Planting onion facts
- Hardiness: Hardy (can withstand heavy spring frosts). Bulb and green onions are biennials (two years required to complete life cycle) treated as annuals. Egyptian, tree, and multiplier (walking) onions are hardy perennials.
- Planting: Plant onions in early spring as soon as you can cultivate your garden. Use sets, transplants, or seeds in spring for bulb onions and for green or bunching onions. Planting too early, with exposure to cold temperatures, can cause seed stalk development.
- Sets: Plant onion sets in the spring for early onions, and in the fall for perennial or multiplier types of onions. Sets are planted 1 inch deep.
- Transplants: Either buy bunches of onion transplants or start your own by sowing seeds indoors about 8 weeks prior to planting. Tops that become too long can be snipped. This method gives the best results for most Maryland gardeners.
- Direct seed - sow seed ¼ inch to a ½ inch deep and cover lightly with fine soil. Keep the tops of your planted rows moist until you see plants emerge. Plant seeds thickly, then thin, using thinnings as green onions.
Full sun requires at least 6 hours direct light/day; prefers 8 - 10 hours/day. Green onions will grow with 5 hours of sun per day.
- Days to maturity: 85 - 120 (mature bulbs).
- Spacing: Standard 1" - 8" in-rows x 12" - 24" between row; wide row and block planting 4" x 4" equidistant spacing. Plant close, then thin, using thinnings as green onions. Regardless of how thickly they are sown or planted, onions should be thinned to a spacing of 2 inches apart in the row if you intend to harvest green onions, and 4 inches apart if you intend to harvest moderate size bulbs, and 8 inches apart for large bulbs.
- Fertilizer needs: High requirement for nutrients, either from soil organic matter or fertilizers. Apply fertilizer before planting, use starter solution for transplants and side-dress 1 to 2 weeks after bulb enlargement begins. Refer to Fertilizing Vegetables for details.
- Approximate yield: 20 to 25 lbs. per 10-foot row.
Flower stalk forms-bolting
Growing and care of onions
- Onions are often grouped according to taste (mild and strong-flavored), color (white, yellow, and red), and use (storage or freshly eaten). Globe varieties tend to keep longer in storage.

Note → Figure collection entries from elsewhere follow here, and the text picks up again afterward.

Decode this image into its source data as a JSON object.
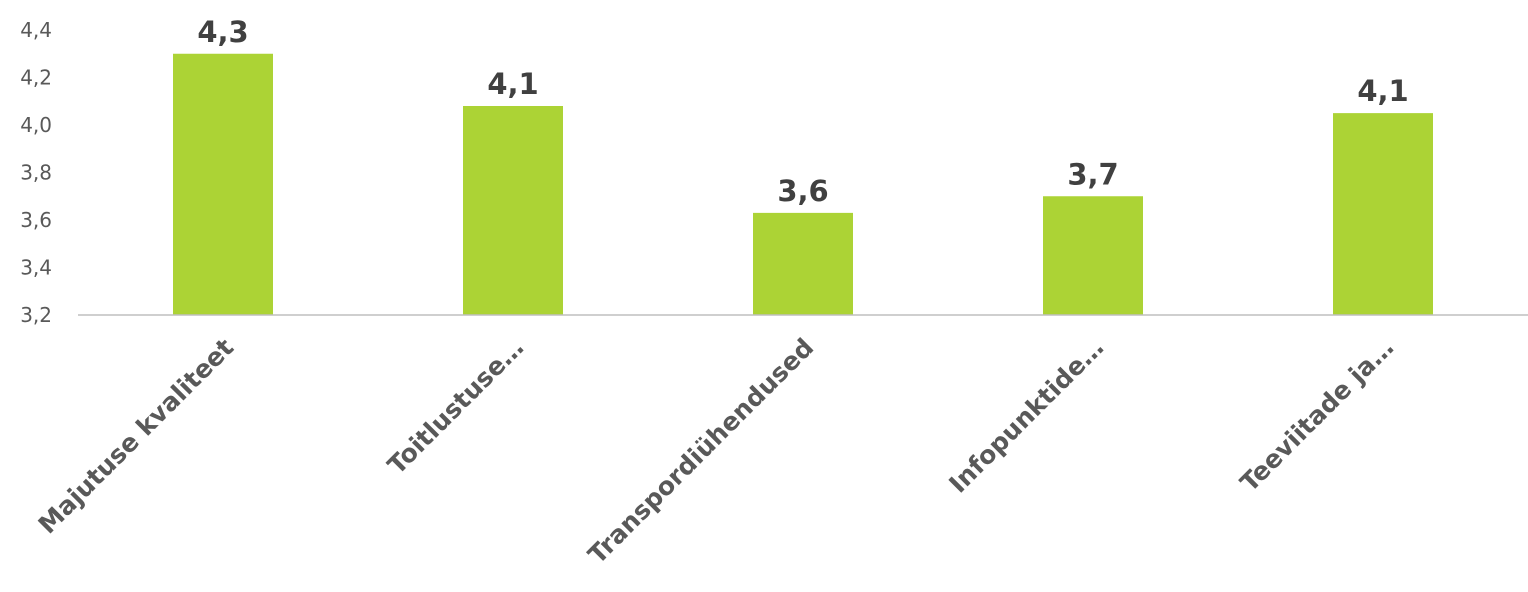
{
  "chart_data": {
    "type": "bar",
    "categories": [
      "Majutuse kvaliteet",
      "Toitlustuse…",
      "Transpordiühendused",
      "Infopunktide…",
      "Teeviitade ja…"
    ],
    "values": [
      4.3,
      4.08,
      3.63,
      3.7,
      4.05
    ],
    "data_labels": [
      "4,3",
      "4,1",
      "3,6",
      "3,7",
      "4,1"
    ],
    "ylim": [
      3.2,
      4.4
    ],
    "yticks": [
      {
        "value": 3.2,
        "label": "3,2"
      },
      {
        "value": 3.4,
        "label": "3,4"
      },
      {
        "value": 3.6,
        "label": "3,6"
      },
      {
        "value": 3.8,
        "label": "3,8"
      },
      {
        "value": 4.0,
        "label": "4,0"
      },
      {
        "value": 4.2,
        "label": "4,2"
      },
      {
        "value": 4.4,
        "label": "4,4"
      }
    ],
    "title": "",
    "xlabel": "",
    "ylabel": "",
    "grid": false,
    "legend": "none",
    "bar_color": "#ACD335",
    "axis_color": "#BFBFBF"
  }
}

- Onion cultivars also have different requirements as to the number of hours of daylight required to make a bulb. If the seed catalog lists the variety as long day, it sets bulbs when it receives 15 - 16 hours of daylight and is adapted to Northern summers. Short-day varieties set bulbs with about 12 hours of daylight and are used in the deep South for winter production. There are also "intermediate" cultivars. Mid-Atlantic gardeners can experiment with all groups, although long day and intermediate types will probably perform best.
- Do not hill up the soil on onions, as this encourages stem rot. Bulbs emerge above the soil as they enlarge.
- Watering - Ensure ample moisture, especially after bulbs begin enlarging. Onion bulb size is directly proportional to the amount of water applied to the onions during the growing season.
- Weeding - Onions compete poorly with weeds because of shallow root systems. Hand-pulling weeds or shallow cultivation is necessary; do not hill up the soil on onions. Maintain a weed-free bed and apply an organic mulch to maintain soil moisture.
- Harvest green onions when tops are 6 inches tall.
- Bulb onions should be harvested when about two-thirds of the dried tops have fallen over. Careful handling to avoid bruising helps prevent storage rots.
- Onions may be pulled and left in the field for several days to dry, then cured, with tops intact, in a well-ventilated attic or porch out of the direct sun for 1 to 2 weeks.
- Cut off tops about 1 inch above the bulb prior to storing.
- Thorough curing will increase storage life.
Storage and preservation
- Onions can be kept under very cool (32 degrees F), dry (65%-70% RH) conditions for up to 6 to 7 months.
- Onions can be stored in ventilated bags or boxes for 2 months or more in a cool basement or garage. Warm temperatures induce sprouting and sub-freezing temperatures will injure bulbs.